One thing it can't change is the potential for horrific weather at Cape Horn, which juts deep into the Southern Ocean storm track. Club Med should slip by this weekend without too much trouble and begin the 7,000 mile slog to the finish in Marseilles. But Innovation Explorer is setting up to arrive early next week, along with a deep depression that could
pack storm winds of 60 knots ("a real caning," predicts Dalton).

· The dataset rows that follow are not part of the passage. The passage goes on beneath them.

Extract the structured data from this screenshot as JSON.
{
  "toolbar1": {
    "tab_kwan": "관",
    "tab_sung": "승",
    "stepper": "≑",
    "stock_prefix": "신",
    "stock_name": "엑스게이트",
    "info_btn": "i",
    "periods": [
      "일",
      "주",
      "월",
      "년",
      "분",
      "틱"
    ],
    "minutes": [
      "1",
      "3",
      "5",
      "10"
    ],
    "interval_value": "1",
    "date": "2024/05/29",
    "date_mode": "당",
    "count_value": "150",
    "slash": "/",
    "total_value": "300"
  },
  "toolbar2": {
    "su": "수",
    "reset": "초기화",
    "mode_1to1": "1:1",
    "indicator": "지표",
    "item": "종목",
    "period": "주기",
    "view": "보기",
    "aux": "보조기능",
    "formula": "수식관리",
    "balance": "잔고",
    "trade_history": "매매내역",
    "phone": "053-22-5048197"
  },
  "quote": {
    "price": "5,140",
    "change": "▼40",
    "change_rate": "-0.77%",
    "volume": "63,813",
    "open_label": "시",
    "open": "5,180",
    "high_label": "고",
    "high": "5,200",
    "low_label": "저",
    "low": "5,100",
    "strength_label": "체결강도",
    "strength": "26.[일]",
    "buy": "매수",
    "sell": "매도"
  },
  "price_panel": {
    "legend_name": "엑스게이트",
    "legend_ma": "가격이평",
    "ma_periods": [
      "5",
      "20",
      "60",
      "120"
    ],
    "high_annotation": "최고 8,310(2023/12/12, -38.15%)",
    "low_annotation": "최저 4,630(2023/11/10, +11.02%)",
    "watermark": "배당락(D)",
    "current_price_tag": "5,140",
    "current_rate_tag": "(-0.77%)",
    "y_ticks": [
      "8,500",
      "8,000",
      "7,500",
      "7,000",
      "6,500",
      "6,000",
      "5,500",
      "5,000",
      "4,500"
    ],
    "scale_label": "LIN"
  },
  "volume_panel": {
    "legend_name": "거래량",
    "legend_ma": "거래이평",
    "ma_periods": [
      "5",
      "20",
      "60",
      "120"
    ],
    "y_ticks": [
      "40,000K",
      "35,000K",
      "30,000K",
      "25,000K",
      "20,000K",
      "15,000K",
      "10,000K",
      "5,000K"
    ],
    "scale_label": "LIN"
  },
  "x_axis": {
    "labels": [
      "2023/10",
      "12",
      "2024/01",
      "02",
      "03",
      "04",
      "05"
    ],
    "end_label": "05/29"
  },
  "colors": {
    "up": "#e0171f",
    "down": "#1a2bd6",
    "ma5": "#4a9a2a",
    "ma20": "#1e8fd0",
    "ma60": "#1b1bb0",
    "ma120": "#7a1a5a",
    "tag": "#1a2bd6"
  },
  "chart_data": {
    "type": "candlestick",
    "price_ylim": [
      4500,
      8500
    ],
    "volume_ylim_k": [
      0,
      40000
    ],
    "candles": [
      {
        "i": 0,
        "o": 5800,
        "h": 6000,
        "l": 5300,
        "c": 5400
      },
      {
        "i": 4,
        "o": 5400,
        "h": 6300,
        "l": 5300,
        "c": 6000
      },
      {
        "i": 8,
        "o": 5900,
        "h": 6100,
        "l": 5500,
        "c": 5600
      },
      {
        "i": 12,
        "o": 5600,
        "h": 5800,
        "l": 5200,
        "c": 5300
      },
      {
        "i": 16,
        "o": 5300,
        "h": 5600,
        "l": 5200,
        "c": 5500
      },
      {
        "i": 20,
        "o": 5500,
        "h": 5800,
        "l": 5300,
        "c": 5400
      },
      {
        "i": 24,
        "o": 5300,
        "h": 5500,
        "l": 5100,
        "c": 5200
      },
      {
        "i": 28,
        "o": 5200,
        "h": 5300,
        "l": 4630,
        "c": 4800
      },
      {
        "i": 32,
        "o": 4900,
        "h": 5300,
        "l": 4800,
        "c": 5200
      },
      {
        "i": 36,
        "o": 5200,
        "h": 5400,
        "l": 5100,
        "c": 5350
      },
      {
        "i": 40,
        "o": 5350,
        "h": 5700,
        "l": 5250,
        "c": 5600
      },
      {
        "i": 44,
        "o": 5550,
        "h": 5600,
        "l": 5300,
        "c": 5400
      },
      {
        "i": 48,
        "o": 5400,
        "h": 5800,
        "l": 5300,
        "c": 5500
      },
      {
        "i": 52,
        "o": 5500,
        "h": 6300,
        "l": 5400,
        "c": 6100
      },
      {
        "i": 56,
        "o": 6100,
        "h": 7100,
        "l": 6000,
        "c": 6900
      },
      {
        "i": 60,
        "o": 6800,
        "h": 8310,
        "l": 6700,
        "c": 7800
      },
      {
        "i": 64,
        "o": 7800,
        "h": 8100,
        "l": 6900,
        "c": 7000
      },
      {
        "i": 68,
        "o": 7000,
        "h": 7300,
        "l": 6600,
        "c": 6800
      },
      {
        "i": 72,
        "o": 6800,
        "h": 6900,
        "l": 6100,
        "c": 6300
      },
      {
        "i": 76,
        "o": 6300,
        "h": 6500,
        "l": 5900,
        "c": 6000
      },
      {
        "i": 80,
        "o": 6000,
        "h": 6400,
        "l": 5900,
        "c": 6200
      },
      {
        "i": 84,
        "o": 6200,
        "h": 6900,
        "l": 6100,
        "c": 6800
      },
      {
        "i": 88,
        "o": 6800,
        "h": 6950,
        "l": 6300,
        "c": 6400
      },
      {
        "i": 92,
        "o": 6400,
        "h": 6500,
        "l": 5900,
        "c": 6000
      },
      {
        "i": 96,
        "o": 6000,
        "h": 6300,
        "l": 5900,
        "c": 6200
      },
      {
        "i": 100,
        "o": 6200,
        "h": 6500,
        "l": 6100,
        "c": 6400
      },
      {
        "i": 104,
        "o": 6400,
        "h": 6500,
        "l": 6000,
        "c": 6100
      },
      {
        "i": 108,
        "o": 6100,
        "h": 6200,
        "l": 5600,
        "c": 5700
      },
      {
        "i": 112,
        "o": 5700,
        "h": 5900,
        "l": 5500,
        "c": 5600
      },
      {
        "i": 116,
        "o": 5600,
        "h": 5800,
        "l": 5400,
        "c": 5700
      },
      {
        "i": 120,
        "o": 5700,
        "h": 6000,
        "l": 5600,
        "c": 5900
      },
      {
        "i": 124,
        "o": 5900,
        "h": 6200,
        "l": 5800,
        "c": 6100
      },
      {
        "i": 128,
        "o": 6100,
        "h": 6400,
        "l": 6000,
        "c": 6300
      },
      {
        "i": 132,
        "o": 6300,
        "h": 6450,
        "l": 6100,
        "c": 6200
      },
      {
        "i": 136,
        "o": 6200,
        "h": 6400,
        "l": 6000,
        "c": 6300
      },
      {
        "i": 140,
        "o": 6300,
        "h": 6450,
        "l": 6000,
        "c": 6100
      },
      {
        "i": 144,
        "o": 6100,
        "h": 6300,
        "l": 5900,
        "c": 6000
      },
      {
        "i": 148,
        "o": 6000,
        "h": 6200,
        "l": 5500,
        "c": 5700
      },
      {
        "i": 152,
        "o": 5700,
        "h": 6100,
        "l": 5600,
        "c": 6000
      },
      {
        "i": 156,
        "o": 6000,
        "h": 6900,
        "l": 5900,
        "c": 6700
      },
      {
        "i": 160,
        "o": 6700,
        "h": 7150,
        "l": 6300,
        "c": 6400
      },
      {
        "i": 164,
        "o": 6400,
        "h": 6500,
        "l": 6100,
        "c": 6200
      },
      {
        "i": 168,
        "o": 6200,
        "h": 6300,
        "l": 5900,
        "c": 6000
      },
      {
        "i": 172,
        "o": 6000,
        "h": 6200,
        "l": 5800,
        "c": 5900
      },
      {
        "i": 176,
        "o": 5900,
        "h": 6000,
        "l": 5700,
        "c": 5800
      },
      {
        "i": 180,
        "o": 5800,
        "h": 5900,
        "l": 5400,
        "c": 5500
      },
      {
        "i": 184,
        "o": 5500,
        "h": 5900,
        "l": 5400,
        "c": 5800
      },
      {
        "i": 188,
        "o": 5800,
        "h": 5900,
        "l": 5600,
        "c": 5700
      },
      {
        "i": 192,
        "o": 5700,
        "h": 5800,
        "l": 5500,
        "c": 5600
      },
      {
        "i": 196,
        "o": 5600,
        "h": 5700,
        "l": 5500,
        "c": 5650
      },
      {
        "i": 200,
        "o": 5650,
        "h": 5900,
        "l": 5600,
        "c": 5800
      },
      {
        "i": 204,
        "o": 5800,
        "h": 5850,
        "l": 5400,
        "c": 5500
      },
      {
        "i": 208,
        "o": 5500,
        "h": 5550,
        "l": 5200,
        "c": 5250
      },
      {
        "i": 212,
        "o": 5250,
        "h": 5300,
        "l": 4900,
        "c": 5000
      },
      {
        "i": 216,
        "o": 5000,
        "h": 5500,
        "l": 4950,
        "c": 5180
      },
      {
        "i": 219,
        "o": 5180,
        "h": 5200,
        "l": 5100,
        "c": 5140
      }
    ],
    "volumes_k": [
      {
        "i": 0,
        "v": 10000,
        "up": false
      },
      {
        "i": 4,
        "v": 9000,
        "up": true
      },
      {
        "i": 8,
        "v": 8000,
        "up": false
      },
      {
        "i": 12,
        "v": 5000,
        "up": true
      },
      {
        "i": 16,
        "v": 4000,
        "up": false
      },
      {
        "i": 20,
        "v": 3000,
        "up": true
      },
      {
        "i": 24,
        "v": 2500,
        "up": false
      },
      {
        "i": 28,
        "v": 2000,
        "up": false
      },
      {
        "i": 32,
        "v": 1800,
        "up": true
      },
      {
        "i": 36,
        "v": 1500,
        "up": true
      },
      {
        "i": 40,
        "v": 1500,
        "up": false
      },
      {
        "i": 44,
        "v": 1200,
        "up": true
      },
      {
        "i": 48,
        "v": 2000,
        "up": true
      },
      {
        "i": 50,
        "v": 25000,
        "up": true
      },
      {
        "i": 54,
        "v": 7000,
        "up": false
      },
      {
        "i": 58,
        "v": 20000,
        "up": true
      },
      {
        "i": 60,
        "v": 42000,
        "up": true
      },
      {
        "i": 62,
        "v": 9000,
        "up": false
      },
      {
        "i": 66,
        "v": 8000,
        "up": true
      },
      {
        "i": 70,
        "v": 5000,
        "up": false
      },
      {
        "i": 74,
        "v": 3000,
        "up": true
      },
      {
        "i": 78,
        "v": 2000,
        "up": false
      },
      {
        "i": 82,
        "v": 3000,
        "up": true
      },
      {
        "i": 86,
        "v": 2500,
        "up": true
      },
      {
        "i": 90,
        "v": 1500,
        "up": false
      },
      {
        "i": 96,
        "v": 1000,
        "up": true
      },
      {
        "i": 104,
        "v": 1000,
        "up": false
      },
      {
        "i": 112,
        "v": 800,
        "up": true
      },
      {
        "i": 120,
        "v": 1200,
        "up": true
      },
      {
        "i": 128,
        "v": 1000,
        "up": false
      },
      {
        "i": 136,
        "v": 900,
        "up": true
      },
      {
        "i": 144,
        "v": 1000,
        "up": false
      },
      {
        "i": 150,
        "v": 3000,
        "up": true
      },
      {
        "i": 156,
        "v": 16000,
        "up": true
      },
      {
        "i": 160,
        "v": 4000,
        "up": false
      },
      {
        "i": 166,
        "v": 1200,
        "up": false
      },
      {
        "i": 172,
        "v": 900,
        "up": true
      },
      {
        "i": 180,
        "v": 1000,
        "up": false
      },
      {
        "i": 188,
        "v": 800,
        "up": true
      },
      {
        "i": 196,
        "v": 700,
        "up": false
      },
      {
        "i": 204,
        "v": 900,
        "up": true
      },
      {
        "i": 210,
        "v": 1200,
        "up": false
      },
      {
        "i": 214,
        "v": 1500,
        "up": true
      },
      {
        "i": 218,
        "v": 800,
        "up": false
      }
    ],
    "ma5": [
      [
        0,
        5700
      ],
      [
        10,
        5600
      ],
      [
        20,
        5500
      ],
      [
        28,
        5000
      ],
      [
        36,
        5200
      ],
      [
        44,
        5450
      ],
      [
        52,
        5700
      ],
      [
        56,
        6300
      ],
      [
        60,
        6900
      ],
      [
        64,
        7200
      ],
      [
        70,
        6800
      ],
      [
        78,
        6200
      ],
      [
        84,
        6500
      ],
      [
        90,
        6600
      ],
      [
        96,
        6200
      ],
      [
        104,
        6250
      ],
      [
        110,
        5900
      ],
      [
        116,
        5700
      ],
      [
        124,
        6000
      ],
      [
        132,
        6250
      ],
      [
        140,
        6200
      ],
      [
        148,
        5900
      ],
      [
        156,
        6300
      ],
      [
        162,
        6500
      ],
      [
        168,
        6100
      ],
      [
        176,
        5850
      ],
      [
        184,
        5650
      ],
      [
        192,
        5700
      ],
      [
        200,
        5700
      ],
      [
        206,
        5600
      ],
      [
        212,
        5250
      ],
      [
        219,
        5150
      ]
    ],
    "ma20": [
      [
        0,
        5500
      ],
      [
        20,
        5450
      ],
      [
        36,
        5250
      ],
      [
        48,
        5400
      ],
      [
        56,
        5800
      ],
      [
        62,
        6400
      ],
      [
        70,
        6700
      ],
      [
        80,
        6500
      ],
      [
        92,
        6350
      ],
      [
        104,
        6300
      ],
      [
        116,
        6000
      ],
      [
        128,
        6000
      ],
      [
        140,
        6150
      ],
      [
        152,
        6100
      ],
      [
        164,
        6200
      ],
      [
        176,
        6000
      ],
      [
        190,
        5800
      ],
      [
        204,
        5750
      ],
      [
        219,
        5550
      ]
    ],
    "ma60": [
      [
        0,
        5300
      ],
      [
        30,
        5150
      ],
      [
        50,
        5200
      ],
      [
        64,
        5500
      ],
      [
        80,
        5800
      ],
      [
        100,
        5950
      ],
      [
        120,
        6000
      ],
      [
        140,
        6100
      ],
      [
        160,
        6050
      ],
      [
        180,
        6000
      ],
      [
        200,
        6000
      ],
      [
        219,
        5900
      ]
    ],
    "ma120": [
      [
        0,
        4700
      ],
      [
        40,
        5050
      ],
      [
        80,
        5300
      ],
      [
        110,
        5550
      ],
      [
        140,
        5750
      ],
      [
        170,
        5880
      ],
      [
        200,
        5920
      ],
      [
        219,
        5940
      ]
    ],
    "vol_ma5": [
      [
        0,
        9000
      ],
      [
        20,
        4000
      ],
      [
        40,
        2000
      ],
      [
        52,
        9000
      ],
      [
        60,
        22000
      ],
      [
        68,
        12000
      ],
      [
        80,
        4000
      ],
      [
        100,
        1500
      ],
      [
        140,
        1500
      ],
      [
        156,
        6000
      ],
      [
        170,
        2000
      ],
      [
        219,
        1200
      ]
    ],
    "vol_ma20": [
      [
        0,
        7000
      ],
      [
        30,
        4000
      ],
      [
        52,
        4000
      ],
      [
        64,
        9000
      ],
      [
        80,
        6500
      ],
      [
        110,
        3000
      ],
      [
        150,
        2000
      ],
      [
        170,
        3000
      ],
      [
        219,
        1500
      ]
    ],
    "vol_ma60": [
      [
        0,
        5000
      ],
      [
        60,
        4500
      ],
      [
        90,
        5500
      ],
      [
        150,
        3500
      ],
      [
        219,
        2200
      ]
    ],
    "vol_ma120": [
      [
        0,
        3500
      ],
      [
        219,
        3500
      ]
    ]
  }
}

Bruno Peyron, organizer of The Race, and first man to skipper a boat around the world in under 80 days, experienced similar conditions at the Horn during his record-setting 1993 circumnavigation. The furious winds and steep waves threatened to somersault Peyron's 86-foot "Commodore Explorer" (now sailing in The Race as Warta-Polpharma), forcing Peyron
and his four-man crew to attempt to "park" the catamaran by turning it into the wind and heaving-to. The dangerous maneuver prompted all the crew to simultaneously unsheath their knives, in case the big cat flipped and they had to cut their way out from under the trampoline netting to escape the frigid waters.
Innovation Explorer, already battered by days of hard running on the approach to Cape Horn, will not want to have to repeat the maneuver. "[Explorer is] starting to squeak and squeal in a spooky way as she is shoved around by waves coming a bit from every direction," reports Innovation Explorer's Elena Caputo, the only woman sailing in The Race. "Some of
the noises she makes sound almost like human lamentations."
Next week Innovation Explorer and Club Med will be racing for home, just as Cam Lewis and Team Adventure set out across the Pacific. Club Med will be hard to catch. But The Race for records will continue all the way to Marseilles.